3. Age Of Bronze, Eric Shanower
Legenda
 perang Troya tak sesederhana film “Troy” yang dibintangi Brad Pitt, 
Eric Shanower menceritakan kisah persiapan penyerangan tersebut dalam 
plot yang ternyata cukup rumit. Digambarkan dalam panel-panel rapi dan 
nihil garis-garis yang biasa digunakan untuk menunjukkan gerak, khas 
komik lama. Sayangnya Gramedia hanya menerbitkan sampai jilid ke 3a, 
masih ada satu jilid terakhir yang belum diterbitkan.
4. Rampokan Jawa & Selebes, Peter Van Dongen
Berlatar
 belakang di masa revolusi Hindia Belanda yang kacau, kepulangan serdadu
 Johan ke kampung halaman tak seperti yang diharapkannya. Orang-orang 
yang dikenalnya menghilang dan Johan menjadi buronan karena dituduh 
komunis. Untuk menekan biaya produksi novel grafis ini dicetak dalam 3 
warna, putih, hitam dan sephia. Peter Van Dongen menggunakannya dengan 
efektif.
5. Bone, Jeff Smith
Bercerita
 tentang penampakan naga yang sebelumnya dianggap cuma dongeng oleh 
penduduk setempat dan menjadi petanda bahaya mengancam setelahnya. 

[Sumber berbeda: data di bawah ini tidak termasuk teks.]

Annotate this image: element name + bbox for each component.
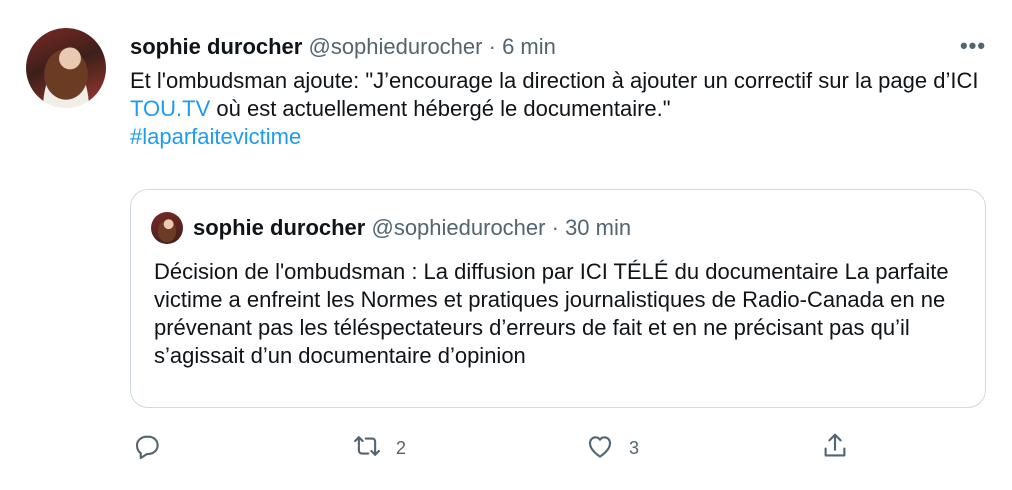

Jenaka pada awalnya tapi ritme ceritanya beranjak makin rumit dan 
menyeramkan ketika gerombolan monster tikus, Kingdok dan Raja Belalang 
muncul. Uniknya, Bone bersaudara sebagai tokoh utama digambarkan oleh 
Jeff Smith dengan bentuk yang bulat-bulat kartunal berbeda dengan 
tokoh-tokoh lain yang terlihat lebih proporsional. Buku ini sudah sangat
 sulit ditemui di toko buku besar maupun lapak loakan, untuk melengkapi 
semua jilidnya saya bahkan harus memesan langsung ke penerbit Pionir 
Jaya.
6. Footnotes in Gaza , Joe Sacco
Seperti
 karya Joe Sacco sebelumnya, masih berlatar belakang zona konflik 
kawasan Palestina. Usahanya mengumpulkan kesaksian mengenai peristiwa 
November 1956 tentang penembakan massal prajurit Israel pada penduduk 
Gaza menghasilkan banyak cerita mengerikan. Sebagai jurnalis daerah 
konflik, Joe Sacco memberikan banyak detil informasi tentang krisis 
kemanusiaan yang terjadi di zona konflik Palestina pada setiap karyanya.
Minus
 dari buku ini ada pada bagian kualitas material cetaknya, saya anggap 
kertasnya masih terlalu tipis. Ini juga terjadi pada kedua karya 
sebelumnya, bahkan “Zona Aman Gorazde” lem punggungnya tak bertahan 
lama.
7. Sang Fotografer, Didier Lafevre
Didier
 mendampingi dan mendokumentasikan sebuah LSM kesehatan yang menjelajahi
 pedalaman Palestina untuk memberikan bantuan. Luka tembak bahkan kena 
tembak dari senjatanya sendiri adalah hal yang paling sering mereka 
temui, timbal balik dari dekatnya penduduk dengan senjata api dalam 
keseharian dan diabadikan oleh Didier dalam potret grayscale. Bobot buku
 Sang Fotografer cukup tebal dan berat karena dicetak pada kertas 
glossy, setiap lembarnya cukup untuk mengantar pembaca merasakan 
beratnya medan perjalanan dan keadaan sosial pedalaman Palestina.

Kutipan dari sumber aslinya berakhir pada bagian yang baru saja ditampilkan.